On ne quitte pas sa famille, on la change de l’intérieur

DR

ChroniqueSi vous êtes capables d’aimer la femme ou l’homme qui vous a tant de fois déçus, trompés ou bernés, alors n’hésitez pas : votez !

Le 01/10/2016 à 18h18

Voter est bien sûr un devoir. Mais ce n’est pas une obligation. Ceux qui ne votent pas n’en sont pas moins Marocains, égaux aux autres. Ils ont les mêmes droits et le même amour pour leur pays qui court dans les veines. Cela aussi, il faut le comprendre et l’accepter.

Au Maroc, l’histoire cumulée de toutes les élections a été une telle déception que celui qui continue de voter, alors qu’il a tant et tant de fois été déçu, voire berné, cet individu-là mérite une médaille. Il est courageux. Il est comme le fameux inspecteur Harry qui ne renonce jamais. Il remet le couvert à chaque fois, il y croit à chaque fois, en se disant que c’est la dernière fois. Et il n’y a jamais de dernière fois.

Voter, dans ces conditions, revient à aimer de nouveau une femme ou un homme en étant à peu près sûr d’être déçu. Il faut le faire ! Mais quand on y arrive, c’est magnifique, rien à dire. Parce que l’amour est plus fort que tout, et tant pis s’il est destructeur et emporte tout sur son passage.

Cette période électorale où tout le monde pousse tout le monde à voter, quitte à le faire en fermant les yeux, me rappelle une petite histoire personnelle. Je ferme les yeux à mon tour et je me souviens. J’ai connu une fille de notable qui disait que son père était le pire homme sur terre. Il trompait sa mère et il réduisait le personnel à son service à l’esclavage. C’est ce qu’elle disait. La jeune fille « tuait son père ». Ses frères aussi s’amusaient à tuer le père. Pourtant, le jour des élections, toute la fratrie réunie a mené campagne pour ce père tant haï, tant et tant de fois «tué». Je me souviens avoir demandé à la jeune femme, totalement ahuri : « Mais comment pouvez-vous soutenir et appeler à voter pour quelqu’un que vous détestez ? ». Elle m’a répondu : « Parce qu’on ne quitte pas sa famille ! » 

Cette histoire a bien sûr une morale. Voire deux. La première morale, c’est que les partis politiques, les vrais, ceux qui ont un enracinement dans la société, sont des affaires de famille. Ils ressemblent à des clubs de foot. On naît ittihadi (socialiste) ou istiqlalien, de droite ou de gauche, comme on naît rajaoui ou wydadi.
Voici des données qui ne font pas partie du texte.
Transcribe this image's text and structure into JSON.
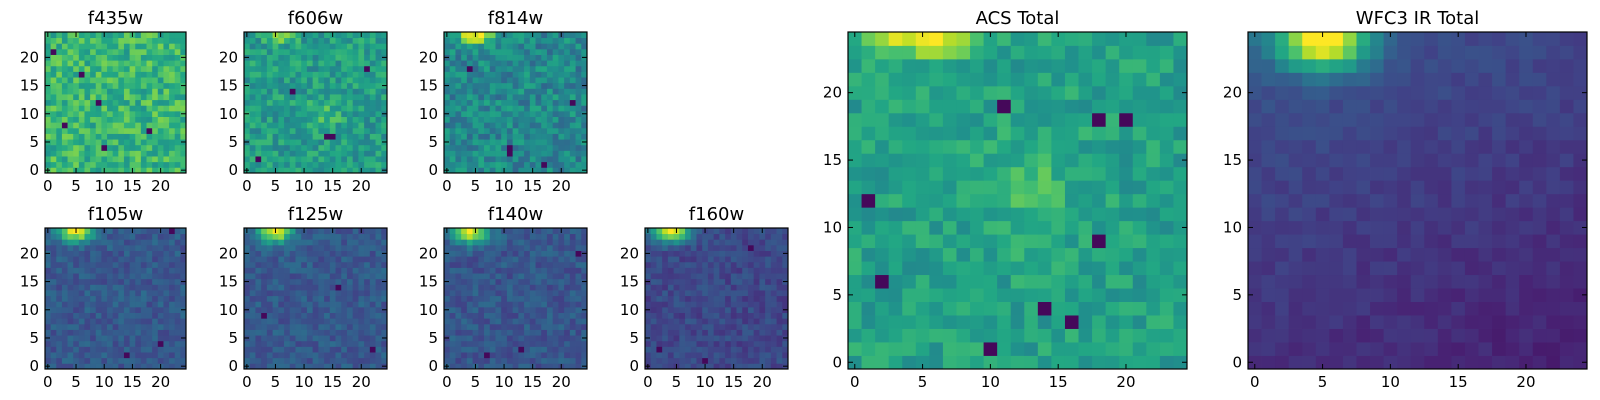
{
  "chart_data": [
    {
      "type": "heatmap",
      "title": "f435w",
      "colormap": "viridis",
      "grid_size": 25,
      "xlim": [
        -0.5,
        24.5
      ],
      "ylim": [
        -0.5,
        24.5
      ],
      "xticks": [
        0,
        5,
        10,
        15,
        20
      ],
      "yticks": [
        0,
        5,
        10,
        15,
        20
      ],
      "bright_spot": null,
      "mean_level": 0.66,
      "noise_level": 0.15,
      "dark_pixels": [
        [
          3,
          8
        ],
        [
          10,
          4
        ],
        [
          18,
          7
        ],
        [
          1,
          21
        ],
        [
          6,
          17
        ],
        [
          9,
          12
        ]
      ]
    },
    {
      "type": "heatmap",
      "title": "f606w",
      "colormap": "viridis",
      "grid_size": 25,
      "xlim": [
        -0.5,
        24.5
      ],
      "ylim": [
        -0.5,
        24.5
      ],
      "xticks": [
        0,
        5,
        10,
        15,
        20
      ],
      "yticks": [
        0,
        5,
        10,
        15,
        20
      ],
      "bright_spot": {
        "x": 6,
        "y": 24,
        "width": 2.5,
        "height": 1.2,
        "amplitude": 0.35
      },
      "center_glow": {
        "x": 13,
        "y": 10,
        "width": 4,
        "height": 3,
        "amplitude": 0.12
      },
      "mean_level": 0.55,
      "noise_level": 0.13,
      "dark_pixels": [
        [
          14,
          6
        ],
        [
          15,
          6
        ],
        [
          2,
          2
        ],
        [
          21,
          18
        ],
        [
          8,
          14
        ]
      ]
    },
    {
      "type": "heatmap",
      "title": "f814w",
      "colormap": "viridis",
      "grid_size": 25,
      "xlim": [
        -0.5,
        24.5
      ],
      "ylim": [
        -0.5,
        24.5
      ],
      "xticks": [
        0,
        5,
        10,
        15,
        20
      ],
      "yticks": [
        0,
        5,
        10,
        15,
        20
      ],
      "bright_spot": {
        "x": 5,
        "y": 24,
        "width": 3,
        "height": 1.5,
        "amplitude": 0.55
      },
      "mean_level": 0.47,
      "noise_level": 0.14,
      "dark_pixels": [
        [
          11,
          3
        ],
        [
          11,
          4
        ],
        [
          22,
          12
        ],
        [
          4,
          18
        ],
        [
          17,
          1
        ]
      ]
    },
    {
      "type": "heatmap",
      "title": "f105w",
      "colormap": "viridis",
      "grid_size": 25,
      "xlim": [
        -0.5,
        24.5
      ],
      "ylim": [
        -0.5,
        24.5
      ],
      "xticks": [
        0,
        5,
        10,
        15,
        20
      ],
      "yticks": [
        0,
        5,
        10,
        15,
        20
      ],
      "bright_spot": {
        "x": 5,
        "y": 24,
        "width": 3.2,
        "height": 2.0,
        "amplitude": 0.7
      },
      "mean_level": 0.28,
      "noise_level": 0.08,
      "dark_pixels": [
        [
          22,
          24
        ],
        [
          14,
          2
        ],
        [
          20,
          4
        ]
      ]
    },
    {
      "type": "heatmap",
      "title": "f125w",
      "colormap": "viridis",
      "grid_size": 25,
      "xlim": [
        -0.5,
        24.5
      ],
      "ylim": [
        -0.5,
        24.5
      ],
      "xticks": [
        0,
        5,
        10,
        15,
        20
      ],
      "yticks": [
        0,
        5,
        10,
        15,
        20
      ],
      "bright_spot": {
        "x": 5,
        "y": 24,
        "width": 3.0,
        "height": 2.0,
        "amplitude": 0.72
      },
      "mean_level": 0.28,
      "noise_level": 0.08,
      "dark_pixels": [
        [
          22,
          3
        ],
        [
          16,
          14
        ],
        [
          3,
          9
        ]
      ]
    },
    {
      "type": "heatmap",
      "title": "f140w",
      "colormap": "viridis",
      "grid_size": 25,
      "xlim": [
        -0.5,
        24.5
      ],
      "ylim": [
        -0.5,
        24.5
      ],
      "xticks": [
        0,
        5,
        10,
        15,
        20
      ],
      "yticks": [
        0,
        5,
        10,
        15,
        20
      ],
      "bright_spot": {
        "x": 4,
        "y": 24,
        "width": 3.2,
        "height": 2.0,
        "amplitude": 0.74
      },
      "mean_level": 0.27,
      "noise_level": 0.08,
      "dark_pixels": [
        [
          23,
          20
        ],
        [
          13,
          3
        ],
        [
          7,
          2
        ]
      ]
    },
    {
      "type": "heatmap",
      "title": "f160w",
      "colormap": "viridis",
      "grid_size": 25,
      "xlim": [
        -0.5,
        24.5
      ],
      "ylim": [
        -0.5,
        24.5
      ],
      "xticks": [
        0,
        5,
        10,
        15,
        20
      ],
      "yticks": [
        0,
        5,
        10,
        15,
        20
      ],
      "bright_spot": {
        "x": 4,
        "y": 24,
        "width": 3.2,
        "height": 2.0,
        "amplitude": 0.76
      },
      "mean_level": 0.22,
      "noise_level": 0.07,
      "dark_pixels": [
        [
          18,
          21
        ],
        [
          10,
          1
        ],
        [
          2,
          3
        ]
      ]
    },
    {
      "type": "heatmap",
      "title": "ACS Total",
      "colormap": "viridis",
      "grid_size": 25,
      "xlim": [
        -0.5,
        24.5
      ],
      "ylim": [
        -0.5,
        24.5
      ],
      "xticks": [
        0,
        5,
        10,
        15,
        20
      ],
      "yticks": [
        0,
        5,
        10,
        15,
        20
      ],
      "bright_spot": {
        "x": 5,
        "y": 24,
        "width": 3.5,
        "height": 1.3,
        "amplitude": 0.45
      },
      "center_glow": {
        "x": 13,
        "y": 13,
        "width": 3.5,
        "height": 4,
        "amplitude": 0.12
      },
      "mean_level": 0.57,
      "noise_level": 0.1,
      "dark_pixels": [
        [
          1,
          12
        ],
        [
          2,
          6
        ],
        [
          10,
          1
        ],
        [
          16,
          3
        ],
        [
          18,
          18
        ],
        [
          20,
          18
        ],
        [
          14,
          4
        ],
        [
          11,
          19
        ],
        [
          18,
          9
        ]
      ]
    },
    {
      "type": "heatmap",
      "title": "WFC3 IR Total",
      "colormap": "viridis",
      "grid_size": 25,
      "xlim": [
        -0.5,
        24.5
      ],
      "ylim": [
        -0.5,
        24.5
      ],
      "xticks": [
        0,
        5,
        10,
        15,
        20
      ],
      "yticks": [
        0,
        5,
        10,
        15,
        20
      ],
      "bright_spot": {
        "x": 5,
        "y": 24,
        "width": 3.5,
        "height": 2.3,
        "amplitude": 0.82
      },
      "mean_level": 0.14,
      "noise_level": 0.035,
      "gradient": "fades toward right and bottom",
      "dark_pixels": []
    }
  ]
}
C’est une affaire de transmission. Tel père, tel fils et telle fille, même si le fils et la fille s’amusent à tuer le père. 

La deuxième morale, qui nous intéresse le plus aujourd’hui, c’est qu’il vaut mieux changer une famille ou un parti de l’intérieur, plutôt que de les quitter. Même quand on est déçu.

Une famille ou un parti, dans le sens noble du terme, ce n’est pas une chemise qu’on change et qu’on jette.

En disant cela, j’ai une nostalgie particulière pour toutes ces familles marocaines restées fidèles à leurs couleurs. Contre vents et marées. Malgré les déceptions et malgré les défaites. Ce n’est pas de l’aveuglement mais de la fidélité. On a beau dire, ça n’a pas de prix.